ATHENS - Gods, heroes and long-dead mortals stepped off their plinths into the evening sky of Athens during the lavish launch of the new Acropolis Museum, a decades-old dream that Greece hopes will also help reclaim a cherished part of its heritage from Britain.
The digital animated display of artefacts on the museum walls ends years of delays and wrangling over the ultra-modern building, set among apartment blocks and neoclassical houses at the foot of the Acropolis hill.
The nearly €3 million ($6.5 million) opening ceremony was attended by 400 guests, including European Commission President Jose Manuel Barroso, Unesco Director-General Koichiro Matsuura, and foreign heads of state and government.
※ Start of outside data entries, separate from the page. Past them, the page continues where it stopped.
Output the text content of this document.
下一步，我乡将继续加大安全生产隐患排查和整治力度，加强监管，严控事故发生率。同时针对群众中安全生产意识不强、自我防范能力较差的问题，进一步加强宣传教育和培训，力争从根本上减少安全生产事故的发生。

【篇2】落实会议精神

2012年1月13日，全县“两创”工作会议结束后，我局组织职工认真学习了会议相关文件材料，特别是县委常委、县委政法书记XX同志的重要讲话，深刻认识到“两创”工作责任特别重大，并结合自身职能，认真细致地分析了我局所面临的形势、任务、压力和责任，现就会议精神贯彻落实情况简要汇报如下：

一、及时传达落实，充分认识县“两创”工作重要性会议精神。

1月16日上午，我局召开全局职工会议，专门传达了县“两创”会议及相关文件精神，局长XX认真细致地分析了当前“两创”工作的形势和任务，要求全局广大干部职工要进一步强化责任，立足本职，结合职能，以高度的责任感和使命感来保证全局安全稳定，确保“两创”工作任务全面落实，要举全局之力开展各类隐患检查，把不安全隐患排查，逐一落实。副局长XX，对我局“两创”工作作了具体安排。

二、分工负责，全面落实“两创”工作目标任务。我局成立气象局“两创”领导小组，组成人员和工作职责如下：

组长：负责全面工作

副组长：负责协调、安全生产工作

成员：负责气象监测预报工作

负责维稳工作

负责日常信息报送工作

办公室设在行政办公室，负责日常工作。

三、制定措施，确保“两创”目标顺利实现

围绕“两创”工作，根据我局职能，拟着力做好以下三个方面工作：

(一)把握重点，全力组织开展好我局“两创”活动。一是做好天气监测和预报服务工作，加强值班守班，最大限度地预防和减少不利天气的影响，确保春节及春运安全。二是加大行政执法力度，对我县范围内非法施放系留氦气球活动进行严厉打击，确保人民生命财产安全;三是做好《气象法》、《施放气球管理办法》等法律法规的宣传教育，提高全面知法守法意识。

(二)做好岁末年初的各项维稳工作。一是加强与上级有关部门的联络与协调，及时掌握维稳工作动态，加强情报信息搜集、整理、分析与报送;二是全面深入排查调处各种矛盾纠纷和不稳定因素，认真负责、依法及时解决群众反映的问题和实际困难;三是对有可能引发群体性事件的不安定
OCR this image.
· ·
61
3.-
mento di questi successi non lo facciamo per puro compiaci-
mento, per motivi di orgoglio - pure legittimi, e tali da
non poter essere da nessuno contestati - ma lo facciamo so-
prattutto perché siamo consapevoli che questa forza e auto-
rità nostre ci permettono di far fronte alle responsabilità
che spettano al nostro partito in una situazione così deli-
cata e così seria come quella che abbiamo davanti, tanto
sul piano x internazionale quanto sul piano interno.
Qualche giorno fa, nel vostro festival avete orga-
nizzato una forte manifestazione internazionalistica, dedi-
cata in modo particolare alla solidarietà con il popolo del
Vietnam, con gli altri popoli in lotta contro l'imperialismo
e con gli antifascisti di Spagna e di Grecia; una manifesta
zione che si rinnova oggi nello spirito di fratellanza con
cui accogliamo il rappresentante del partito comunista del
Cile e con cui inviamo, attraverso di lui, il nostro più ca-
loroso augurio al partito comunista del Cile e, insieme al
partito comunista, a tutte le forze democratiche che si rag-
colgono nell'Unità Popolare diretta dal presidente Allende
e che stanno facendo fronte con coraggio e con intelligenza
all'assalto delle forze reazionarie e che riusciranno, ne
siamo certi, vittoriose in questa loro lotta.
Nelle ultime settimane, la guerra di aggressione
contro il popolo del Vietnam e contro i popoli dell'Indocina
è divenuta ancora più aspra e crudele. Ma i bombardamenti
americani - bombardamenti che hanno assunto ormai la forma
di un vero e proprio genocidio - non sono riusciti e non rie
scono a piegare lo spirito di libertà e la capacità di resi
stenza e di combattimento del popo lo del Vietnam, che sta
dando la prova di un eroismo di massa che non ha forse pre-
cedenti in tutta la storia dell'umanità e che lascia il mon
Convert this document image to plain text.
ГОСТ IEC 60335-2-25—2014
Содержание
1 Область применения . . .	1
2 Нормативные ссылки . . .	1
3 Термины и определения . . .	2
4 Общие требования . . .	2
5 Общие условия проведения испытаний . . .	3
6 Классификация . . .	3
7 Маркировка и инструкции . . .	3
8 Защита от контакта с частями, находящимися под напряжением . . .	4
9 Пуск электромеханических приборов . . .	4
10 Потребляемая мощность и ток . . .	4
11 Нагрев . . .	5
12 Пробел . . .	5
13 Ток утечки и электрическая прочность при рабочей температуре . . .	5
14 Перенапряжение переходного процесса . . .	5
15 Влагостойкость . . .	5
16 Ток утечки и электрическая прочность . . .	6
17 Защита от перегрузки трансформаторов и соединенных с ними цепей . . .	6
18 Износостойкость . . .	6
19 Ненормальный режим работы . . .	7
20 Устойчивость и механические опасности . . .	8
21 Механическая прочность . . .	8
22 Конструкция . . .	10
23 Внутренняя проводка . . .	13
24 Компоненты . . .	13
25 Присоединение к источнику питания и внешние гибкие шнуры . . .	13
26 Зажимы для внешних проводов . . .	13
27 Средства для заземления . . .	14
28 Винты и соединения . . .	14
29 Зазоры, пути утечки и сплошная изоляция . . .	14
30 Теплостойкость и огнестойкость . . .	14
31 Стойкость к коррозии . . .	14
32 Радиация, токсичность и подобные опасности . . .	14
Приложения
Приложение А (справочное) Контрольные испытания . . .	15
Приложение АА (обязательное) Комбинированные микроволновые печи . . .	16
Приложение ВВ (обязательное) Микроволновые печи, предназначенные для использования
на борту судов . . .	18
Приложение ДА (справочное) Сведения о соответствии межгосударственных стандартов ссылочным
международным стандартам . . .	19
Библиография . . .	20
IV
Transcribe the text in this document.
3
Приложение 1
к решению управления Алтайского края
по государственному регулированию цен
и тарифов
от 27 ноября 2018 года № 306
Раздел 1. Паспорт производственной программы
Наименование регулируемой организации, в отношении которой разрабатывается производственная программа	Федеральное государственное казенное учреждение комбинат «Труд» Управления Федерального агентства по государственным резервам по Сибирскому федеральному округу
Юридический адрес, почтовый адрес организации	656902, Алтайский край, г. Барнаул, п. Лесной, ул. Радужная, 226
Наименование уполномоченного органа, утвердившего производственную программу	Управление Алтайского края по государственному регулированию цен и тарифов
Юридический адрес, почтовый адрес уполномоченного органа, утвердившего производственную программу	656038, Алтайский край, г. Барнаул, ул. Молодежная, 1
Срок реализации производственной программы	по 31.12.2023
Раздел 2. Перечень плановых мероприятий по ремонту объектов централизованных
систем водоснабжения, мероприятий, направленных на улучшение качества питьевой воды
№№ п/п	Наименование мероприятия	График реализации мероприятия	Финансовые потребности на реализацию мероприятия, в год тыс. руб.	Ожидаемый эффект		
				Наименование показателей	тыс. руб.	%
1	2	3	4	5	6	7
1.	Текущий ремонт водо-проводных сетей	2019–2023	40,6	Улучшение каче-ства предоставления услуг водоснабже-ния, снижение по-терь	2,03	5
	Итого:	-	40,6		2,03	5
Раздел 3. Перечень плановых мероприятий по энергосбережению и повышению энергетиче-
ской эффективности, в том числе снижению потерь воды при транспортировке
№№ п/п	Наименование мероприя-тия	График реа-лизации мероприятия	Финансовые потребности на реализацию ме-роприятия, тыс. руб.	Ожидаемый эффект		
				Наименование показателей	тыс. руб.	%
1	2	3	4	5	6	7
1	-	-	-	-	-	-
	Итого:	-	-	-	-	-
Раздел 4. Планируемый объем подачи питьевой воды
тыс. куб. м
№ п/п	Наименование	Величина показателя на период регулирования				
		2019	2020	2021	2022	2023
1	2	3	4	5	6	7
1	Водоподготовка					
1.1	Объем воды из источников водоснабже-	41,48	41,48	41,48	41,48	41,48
Conspicuously, there were no government officials from Britain, which has repeatedly refused to repatriate dozens of 2500-year-old sculptures from the Parthenon temple that are held in the British Museum.
President Karolos Papoulias said Greeks thought of the Acropolis monuments as their "identity and pride", and renewed the demand for the missing marble works, displayed in London for the past 200 years.
"The whole world can now see the most important sculptures from the Parthenon together," he said.
"Some are missing. It is time to heal the wounds on the monument by returning the marbles that belong to it."
Culture Minister Antonis Samaras said the sculptures "will inevitably return", but ruled out Greece acknowledging the British Museum's legal title to the works - as requested by officials in London as a precondition for any loan. To drive the point home, Samaras fitted a small marble head of a goddess from another Greek museum into its original position among the Parthenon sculptures on display.
"May we join up more original pieces in the future, to reunite the Parthenon," he said.
Crouching 300m from the Parthenon, the €130 million museum provides an airy setting for some of the best surviving works of classical sculpture that once adorned the Acropolis.
Printed glass panels filter the harsh sunlight while revealing the ancient citadel in the background. The internal lighting projects the battered statues outward at night, contrasting with the floodlit ruins on the low hill.
And with a special glass hall designed to showcase all the surviving Parthenon sculptures in their original alignment, the building is Greece's answer to the argument that it had nowhere to safely house those sawn off the temple in the early 1800s by British diplomat Lord Elgin.
THE PARTHENON
Built: At the height of Athens' glory, between 447-432BC, in honour of the city's patron goddess, Athena.
History: Despite its burning by invading Goths in 267AD, conversion into a Christian church in the 6th century and Ottoman occupation from the 15th century - when it served as a gunpowder store - it survived largely intact until a Venetian cannon shot caused a huge explosion in 1687.